Но мы ничего, кроме темнеющего строения, не видели и решили выйти, а когда подошли ближе, ахнули и перекрестились: в слабой подсветке фонарей на фоне серого неба блистала, как невеста в подвенечном платье, церковка! Не знаю, была ли она архитектурным шедевром, но помню заливший меня высокий восторг. Не посетуйте за красное словцо: не памятник культовой архитектуры был перед нами, а душа, устремившаяся к небесам.
Присмотревшись, увидели ухоженное старинное кладбище и бывший дом военных инвалидов, построенный после звонкого 1812 года командиром лейб-гусарского полка для своих раненых солдат и офицеров. Когда герои оклемались, то сами спроектировали и сами на свои средства сотворили поразившее нас диво, воплотившее устремленность земного мученика к Богу.
Потрясенный, я подошел к Борису Андреевичу, крепко пожал ему руку и заглянул в глаза. Боже мой, сколько неизбывной тоски, затаенного горя глянуло на меня из этих окон души! А он, отвечая взаимностью, глухо признался:
– Когда мне жизнь перекрывает кислород, спешу к ней, – кивнул на церковку. – Постою, помолюсь и снова начинаю жить.
Через час мы были в высоком, сияющем поднебесье. Я смотрел в иллюминатор на сверкающее море облаков, и виделось: летящие души и глаза, умоляющие о высшей милости – жить и справиться с горем.
Видение
В летние выходные дни Петербург вымирает: все устремляются на дачи, на Карельский перешеек, на острова. Одним словом, кто куда – вплоть до Белого моря. А я по воскресеньям бродил по городу.
Есть что посмотреть на берегах Невы. На сей раз отправился на Литераторские мостки: купил на Невском цветы, сел у Московского вокзала в трамвай и поехал.
У Обводного канала в вагон впорхнула девчонка. Вот уж поистине слияние неслиянного: стан соломинкой, синие глаза соперничают с синим небом, золото волос горит в солнечных лучах. Живая, быстрая, как горная речка, она в мгновение ока окинула вагон, полыхнула голубым светом по моему лицу и устремила взгляд в окно. Но я успел заметить в глазах-озерах и блестки ума, и искорки счастья.
Пассажиры – их было немного – притихли, а древняя старушка даже перекрестилась:
– Царица небесная! Какая красота!
Впереди меня сидели двое (видимо, муж с женой) и тоже молчали. Только он подался вперед, загорелся, запылал. Видно было, что готов улететь на небо с этой юной богиней, удравшей с полотна Боттичелли «Весна».
Однако радостное томление длилось недолго.

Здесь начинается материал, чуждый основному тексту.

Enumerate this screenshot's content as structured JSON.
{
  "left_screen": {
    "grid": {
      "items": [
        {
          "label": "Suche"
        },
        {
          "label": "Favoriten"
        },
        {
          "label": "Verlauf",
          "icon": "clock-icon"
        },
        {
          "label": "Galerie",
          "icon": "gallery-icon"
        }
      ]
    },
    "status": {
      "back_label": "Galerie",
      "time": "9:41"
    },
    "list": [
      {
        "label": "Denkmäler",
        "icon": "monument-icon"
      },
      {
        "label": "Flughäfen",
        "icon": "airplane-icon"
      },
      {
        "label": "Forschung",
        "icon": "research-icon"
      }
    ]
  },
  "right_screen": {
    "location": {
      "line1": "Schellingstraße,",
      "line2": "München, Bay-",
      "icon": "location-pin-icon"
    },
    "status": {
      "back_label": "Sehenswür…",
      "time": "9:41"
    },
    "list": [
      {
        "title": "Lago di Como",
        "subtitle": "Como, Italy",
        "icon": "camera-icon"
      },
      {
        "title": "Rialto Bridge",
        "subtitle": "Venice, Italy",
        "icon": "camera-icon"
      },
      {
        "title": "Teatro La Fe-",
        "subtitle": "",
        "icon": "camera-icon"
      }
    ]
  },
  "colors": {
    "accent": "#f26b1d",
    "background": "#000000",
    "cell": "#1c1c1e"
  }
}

Спутница восторженного «идальго», тучная блондинка, обложенная, как прилавок ювелирного магазина, золотом, вспорола тишину:
– Ты чего шары-то вылупил?! – и двинула беднягу в бок.
Золотоволосая залилась серебряным смехом и на следующей остановке выпорхнула.
В вагоне потемнело. Старушка, та, что крестилась, сердито посмотрела на ревнивую бабу и пристыдила:
– На час ума не хватит – на век дурой прослывешь!
О, золотое время! О, молодость! Это она брызнула на нас счастьем и свежестью, а в грубом окрике отцветающей жизни чудились обида и страх. Еще бы! Старость – . преисподняя для женщины.
Сумасшедший
Меня берега Невы манили знаменитой Щедринкой, Пушкинским домом, где за каменными стенами хранит тайны не склеротичная, а набухшая кровью и слезами российская история и где ведется вечный диалог с прошлым.
Все бывает в жизни нашего брата. Бывает, как говорится, муж у девушки умирает, а у вдовушки живет.
По многолетней привычке к десяти утра я приходил в бывший дом графа Лаваля, где разместился Российский государственный исторический архив, работал весь день, а вечером спешил в Щедринку. Напомню: время было хмурое; все, или почти все, было нормализовано (формализовано), и мы утоляли духовную жажду из разбитых бокалов чудом уцелевшего прошлого. Щедринка была отдушиной. Как ручейки, стекались сюда со всей России подвижники и шелестели страницами, и скрипели перьями до последнего часа.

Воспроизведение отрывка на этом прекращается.